Não faz mais diferença
O celular não parava de vibrar. Independente disso, do outro lado da sala, ela continuava a arrumar a prateleira de livros. Os olhos tristes, porém decididos, denunciavam o choro de minutos atrás.
Mas vamos com calma. Vamos voltar dois meses no tempo. Ou melhor, um ano e meio.
Laura estava na mesa de um jantar chatíssimo. Ao lado, o esposo com cara de bunda e sem paciência pra esperar o jantar ser servido. Estava na mesma: era sempre a mesma coisa. A vida conjugal era tão modorrenta quanto aquele jantar mas ela suportava com bravura. Na vida era preciso fazer sacrifícios pra que as coisas dessem certo.
Laura estava mais calma do que o habitual: o que lhe restava? Estava acostumando-se a se conformar. A vida com suas pequenas coisas, suas novidades insípidas já faziam parte de seu cotidiano. Era assim que as coisas funcionavam.
Porém, do outro lado do salão de festas, um olhar lhe chamou a atenção. Ela já o conhecia de vista de alguns encontros de trabalho do esposo. Mas não era para ele que o olhar se dirigia: o olhar era dele para ela. Fixo, direto. Era Alcides. Era inegável que ele era um homem vistoso, bonito. Havia conversado com ele uma vez, numa festinha de fim de ano da empresa e havia sido muito agradável. Mas nada além a não ser o fato de que a forma como ele a olhava era sugestiva demais. E não: ela não estava enganada; ele a estava olhando novamente.
Pra evitar qualquer mal entendido, Laura desviou o olhar e não fez mais caso disso. Não queria confusão.
Passaram-se seis meses. Laura estava sentada na cama, no seu quarto. Ao seu lado, sua aliança. O marido, agora ex, passava de um lado para o outro com caixas e embrulhos: estavam se separando. Entre acusações mútuas e mágoas, Laura sentiu-se fracassada. Ninguém casava-se pra dar errado. Por um lado, pensava em todos os defeitos do ex-marido com rancor. A falta de vida, a falta de vontade, a falta de tudo naquele casamento a fizeram perceber que na verdade não havia o que perder. Chorou pelo hábito: afinal sua vida estava mudando e era assustador.
Às vezes olhava-se no espelho e via uma mulher triste, abatida. Mas também via uma mulher cheia de vida e vontades. Laura ainda sentia dentro de si arder uma centelha que o casamento lhe havia apagado. Sentiu uma estranha vontade de viver, incompatível com sua realidade de mulher recém-separada. Era preciso ter cautela mas a vontade veio em torrentes.
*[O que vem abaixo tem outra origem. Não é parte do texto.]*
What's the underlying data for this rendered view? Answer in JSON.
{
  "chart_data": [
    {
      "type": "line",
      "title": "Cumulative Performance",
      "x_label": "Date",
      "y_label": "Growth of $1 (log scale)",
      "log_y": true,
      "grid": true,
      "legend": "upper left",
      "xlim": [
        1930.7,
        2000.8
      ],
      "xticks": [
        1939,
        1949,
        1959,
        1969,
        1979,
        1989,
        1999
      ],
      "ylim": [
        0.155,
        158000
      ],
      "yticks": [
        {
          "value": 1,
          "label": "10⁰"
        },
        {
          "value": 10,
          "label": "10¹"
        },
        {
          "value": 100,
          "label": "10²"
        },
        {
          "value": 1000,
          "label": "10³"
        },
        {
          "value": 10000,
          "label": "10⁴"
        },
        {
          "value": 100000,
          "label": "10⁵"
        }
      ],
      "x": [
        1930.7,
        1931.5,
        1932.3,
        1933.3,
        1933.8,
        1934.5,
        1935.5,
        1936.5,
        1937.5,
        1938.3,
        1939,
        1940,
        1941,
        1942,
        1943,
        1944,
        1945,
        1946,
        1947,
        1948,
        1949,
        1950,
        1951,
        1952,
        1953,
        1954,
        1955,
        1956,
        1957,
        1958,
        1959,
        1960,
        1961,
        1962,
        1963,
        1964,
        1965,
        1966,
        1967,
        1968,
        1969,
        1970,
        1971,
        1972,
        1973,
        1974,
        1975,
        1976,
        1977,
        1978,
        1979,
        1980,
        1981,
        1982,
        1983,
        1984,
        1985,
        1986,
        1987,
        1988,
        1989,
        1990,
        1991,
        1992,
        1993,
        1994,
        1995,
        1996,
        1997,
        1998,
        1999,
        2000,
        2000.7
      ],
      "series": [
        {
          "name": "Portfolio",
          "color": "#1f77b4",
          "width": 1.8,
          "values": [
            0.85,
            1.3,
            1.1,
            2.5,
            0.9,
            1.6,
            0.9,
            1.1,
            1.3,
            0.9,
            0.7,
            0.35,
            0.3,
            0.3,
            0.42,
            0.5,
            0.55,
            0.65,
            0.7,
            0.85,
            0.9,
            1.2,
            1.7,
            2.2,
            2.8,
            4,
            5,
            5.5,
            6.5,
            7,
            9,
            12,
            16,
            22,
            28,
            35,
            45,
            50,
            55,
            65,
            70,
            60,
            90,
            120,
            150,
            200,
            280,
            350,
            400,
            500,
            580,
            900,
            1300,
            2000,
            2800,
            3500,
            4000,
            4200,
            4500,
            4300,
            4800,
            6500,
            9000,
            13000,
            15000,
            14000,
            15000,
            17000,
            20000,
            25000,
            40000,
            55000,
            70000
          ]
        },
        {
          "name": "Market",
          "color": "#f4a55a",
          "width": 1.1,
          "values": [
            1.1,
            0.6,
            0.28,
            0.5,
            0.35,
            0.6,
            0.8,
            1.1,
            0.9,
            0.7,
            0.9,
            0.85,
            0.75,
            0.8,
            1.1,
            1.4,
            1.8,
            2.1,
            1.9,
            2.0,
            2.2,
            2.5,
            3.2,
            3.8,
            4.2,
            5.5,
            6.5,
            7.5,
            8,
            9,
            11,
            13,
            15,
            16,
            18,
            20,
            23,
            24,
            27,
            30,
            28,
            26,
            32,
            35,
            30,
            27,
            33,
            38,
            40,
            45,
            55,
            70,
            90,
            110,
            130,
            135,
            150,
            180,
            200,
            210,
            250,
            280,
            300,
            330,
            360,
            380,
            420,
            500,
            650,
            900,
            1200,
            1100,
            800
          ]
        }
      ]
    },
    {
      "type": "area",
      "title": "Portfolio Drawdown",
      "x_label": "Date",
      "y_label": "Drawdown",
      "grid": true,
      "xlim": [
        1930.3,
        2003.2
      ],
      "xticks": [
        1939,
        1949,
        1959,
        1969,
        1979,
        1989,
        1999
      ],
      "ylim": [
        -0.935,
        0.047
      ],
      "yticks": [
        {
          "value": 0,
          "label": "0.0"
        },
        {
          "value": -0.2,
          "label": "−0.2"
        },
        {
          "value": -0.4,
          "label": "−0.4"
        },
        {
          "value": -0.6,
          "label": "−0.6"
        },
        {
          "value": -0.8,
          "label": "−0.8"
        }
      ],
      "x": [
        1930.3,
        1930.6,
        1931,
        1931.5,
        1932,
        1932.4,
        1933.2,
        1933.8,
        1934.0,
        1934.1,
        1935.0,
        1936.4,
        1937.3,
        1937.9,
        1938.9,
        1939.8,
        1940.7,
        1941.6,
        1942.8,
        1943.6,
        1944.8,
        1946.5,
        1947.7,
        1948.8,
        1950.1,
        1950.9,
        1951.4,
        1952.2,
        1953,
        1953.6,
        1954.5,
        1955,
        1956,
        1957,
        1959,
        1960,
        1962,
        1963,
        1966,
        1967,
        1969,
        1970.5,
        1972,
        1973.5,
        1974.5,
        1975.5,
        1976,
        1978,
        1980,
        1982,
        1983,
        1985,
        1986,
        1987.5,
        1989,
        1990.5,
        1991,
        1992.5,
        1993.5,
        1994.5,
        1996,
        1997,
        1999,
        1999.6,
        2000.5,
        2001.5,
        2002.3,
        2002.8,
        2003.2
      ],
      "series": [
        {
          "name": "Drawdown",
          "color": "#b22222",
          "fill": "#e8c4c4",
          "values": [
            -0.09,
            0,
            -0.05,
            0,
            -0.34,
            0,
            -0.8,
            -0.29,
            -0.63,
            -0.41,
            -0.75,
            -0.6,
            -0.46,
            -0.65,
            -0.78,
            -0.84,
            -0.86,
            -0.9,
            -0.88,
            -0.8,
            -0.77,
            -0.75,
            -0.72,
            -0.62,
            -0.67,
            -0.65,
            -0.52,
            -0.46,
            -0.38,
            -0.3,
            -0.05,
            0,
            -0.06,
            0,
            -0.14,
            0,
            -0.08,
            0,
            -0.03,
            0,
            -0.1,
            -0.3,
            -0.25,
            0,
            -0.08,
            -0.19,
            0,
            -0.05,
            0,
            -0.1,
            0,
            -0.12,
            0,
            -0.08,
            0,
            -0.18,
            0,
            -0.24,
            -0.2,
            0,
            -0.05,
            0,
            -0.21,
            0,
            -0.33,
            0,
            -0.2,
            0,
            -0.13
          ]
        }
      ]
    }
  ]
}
E num desses dias sem graça, entre contas pra pagar e falta do que fazer Laura lembrou-se de Alcides. Aquele olhar a fazia queimar por dentro. O que teria sido feito dele? Não sabia mais; com a mudança do marido tinha perdido o contato. Resolveu investigar. Não foi difícil: ele continuava na mesma empresa. Conseguiu o telefone dele e ficou ensaiando uma oportunidade para ligar. Não demorou tanto assim.
A reação dele foi a de quem já estava esperando. E o papo foi ótimo. Era fácil conversar com ele! E a conversa fluiu, no outro dia a mesma coisa. E assim começaram a se falar com uma regularidade de namorados.
Um dia, como era previsível, decidiram se encontrar. Laura parecia reticente no começo, mas acabou cedendo. E a presença de Alcides, vê-lo assim, de perto, mexeu terrivelmente com ela. Ele era tão diferente do seu ex! Era bonitão, bem feito de corpo, interessado... Ficaram conversando displicentemente até que ele a beijou, sem cerimônia.
Aquele beijo a arrebatou de vez. Há tanto tempo não se sentia assim! Sentiu-se mulher de novo. Sentiu-se desejável de novo. Aquele homem provocou nela a mulher ardente que sempre foi, fez ela sentir vontade de viver uma loucura outra vez. Não resistiu nem um pouquinho quando ele a levou pra o motel.
Cada toque, cada carícia, cada momento com ele reacendia nela as delícias de desejar novamente. Ela não queria resistir: queria se entregar. Alcides sabia tocá-la com maestria, com tesão e isso fazia dela uma cativa dele.
Os encontros continuaram, para a alegria de Laura. Sentir aquela ardência, sentir-se desejada mexia com seu ego e sua emoção. Era bom estar com ele. Evidente que nem tudo era perfeito: ele era ausente, às vezes simplesmente se ausentava, sem ligar ou procurar por ela. Às vezes falava coisas que a incomodavam, mas isso tudo era contornado pelo fato de que estar com ele era uma experiência maravilhosa. Ele a fazia sentir-se desejável num nível transcendental.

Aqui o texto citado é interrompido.